No matter what device someone handed me, I would find myself challenged if asked to recall certain events from most stories/books I've read unless I was pre-warned that I would be tested later. So without warning that would make me pay more attention than I might otherwise, I would probably test poorly on recall of plot points and character names.

I know people who can talk about a novel they read years ago and mention the characters by name. I'm not one of those people. Unless the book is off-the-charts amazing, I'm not likely to remember character names ten minutes after I put the book down (and sometimes not even then.) It wouldn't matter which type of book the researchers handed me, I would bring my faulty memory with me.

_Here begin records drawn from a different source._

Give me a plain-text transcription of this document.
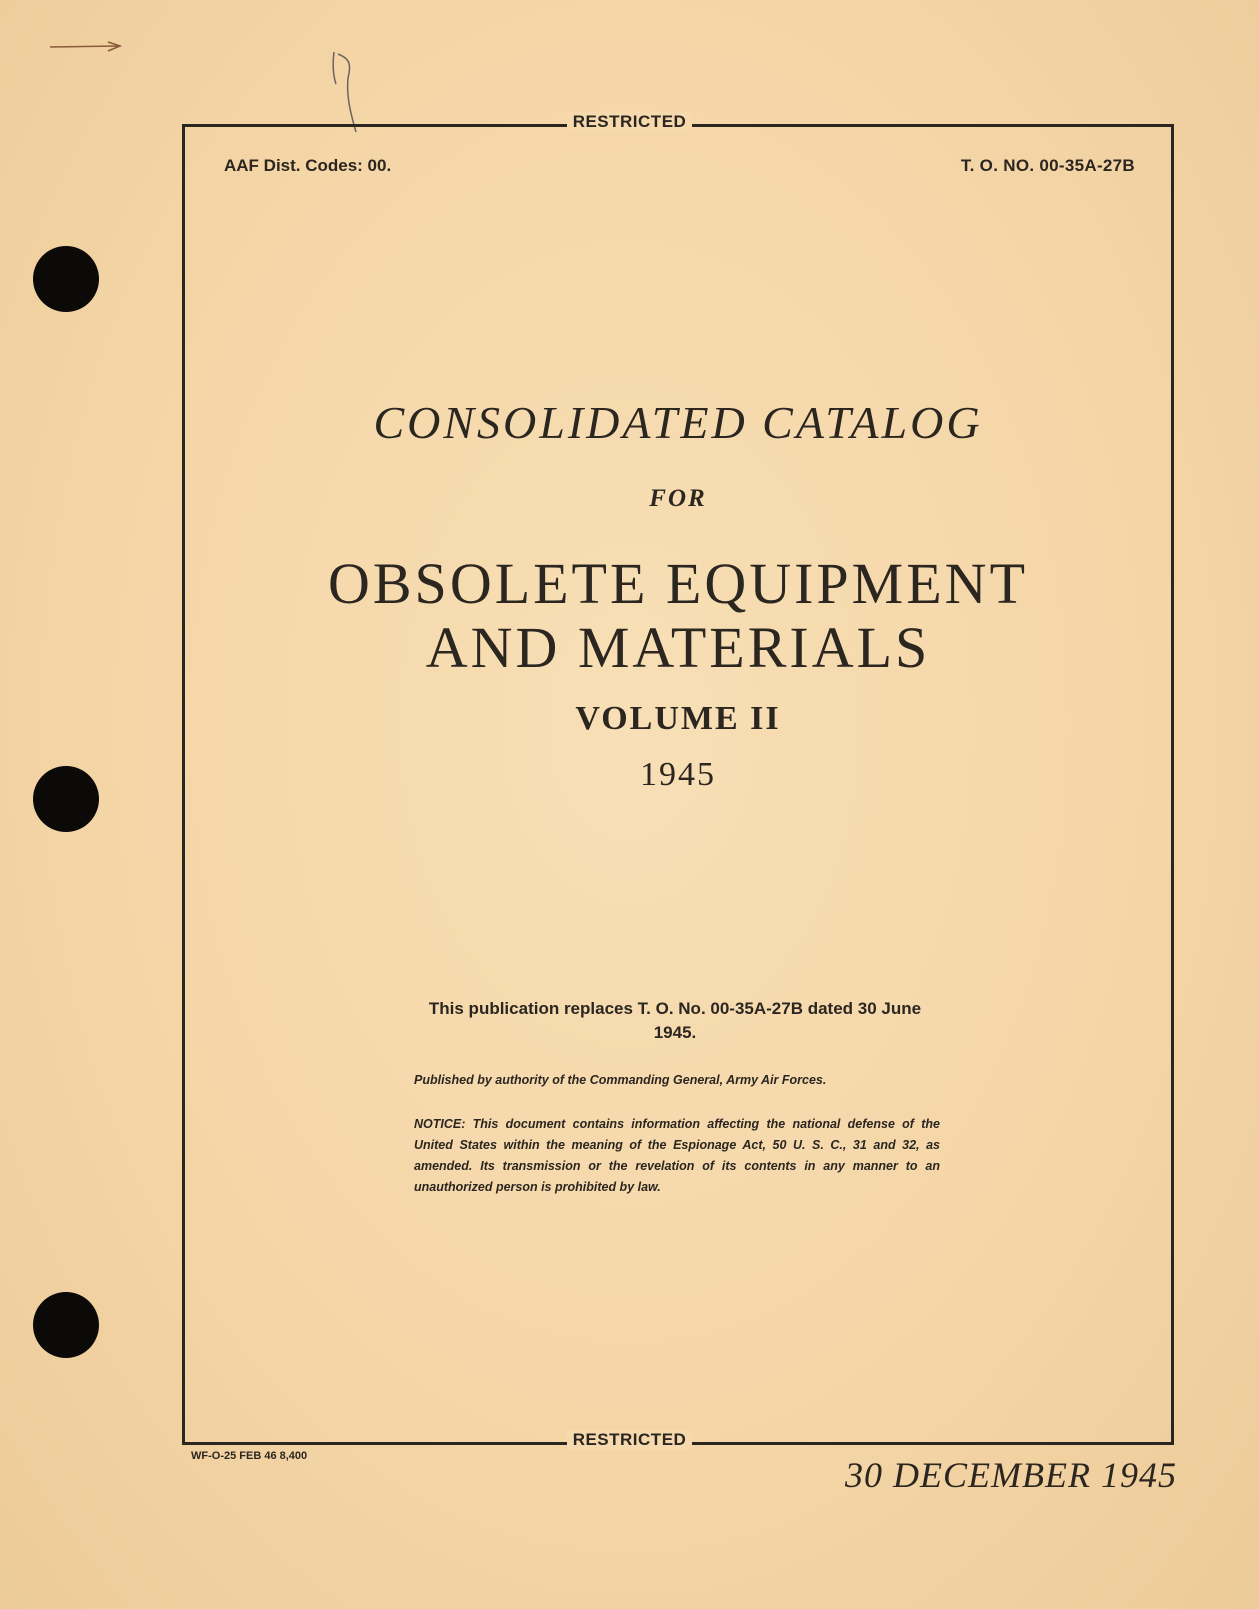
RESTRICTED
AAF Dist. Codes: 00.	T. O. NO. 00-35A-27B
CONSOLIDATED CATALOG
FOR
OBSOLETE EQUIPMENT
AND MATERIALS
VOLUME II
1945
This publication replaces T. O. No. 00-35A-27B dated 30 June 1945.
Published by authority of the Commanding General, Army Air Forces.
NOTICE: This document contains information affecting the national defense of the United States within the meaning of the Espionage Act, 50 U. S. C., 31 and 32, as amended. Its transmission or the revelation of its contents in any manner to an unauthorized person is prohibited by law.
RESTRICTED
WF-O-25 FEB 46 8,400	30 DECEMBER 1945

Someone would be wrong to assume that my inability to remember the order of story events was the fault of the device I used to read the book.

And even if everyone who participated in the study had brilliant memories, some stories resonate with certain readers and not with others. I'm much more likely to recall details from a story that touches me on some deeply personal level than I am from one that I don't personally connect with. There again, the medium I use to read the story matters much less than my likes and dislikes, my personality, and my past experiences.

I guess what it boils down to is that even though I still prefer a print book, I'm not ready to point an accusing finger at the much-maligned e-reader on the basis of the study I read about. What about you?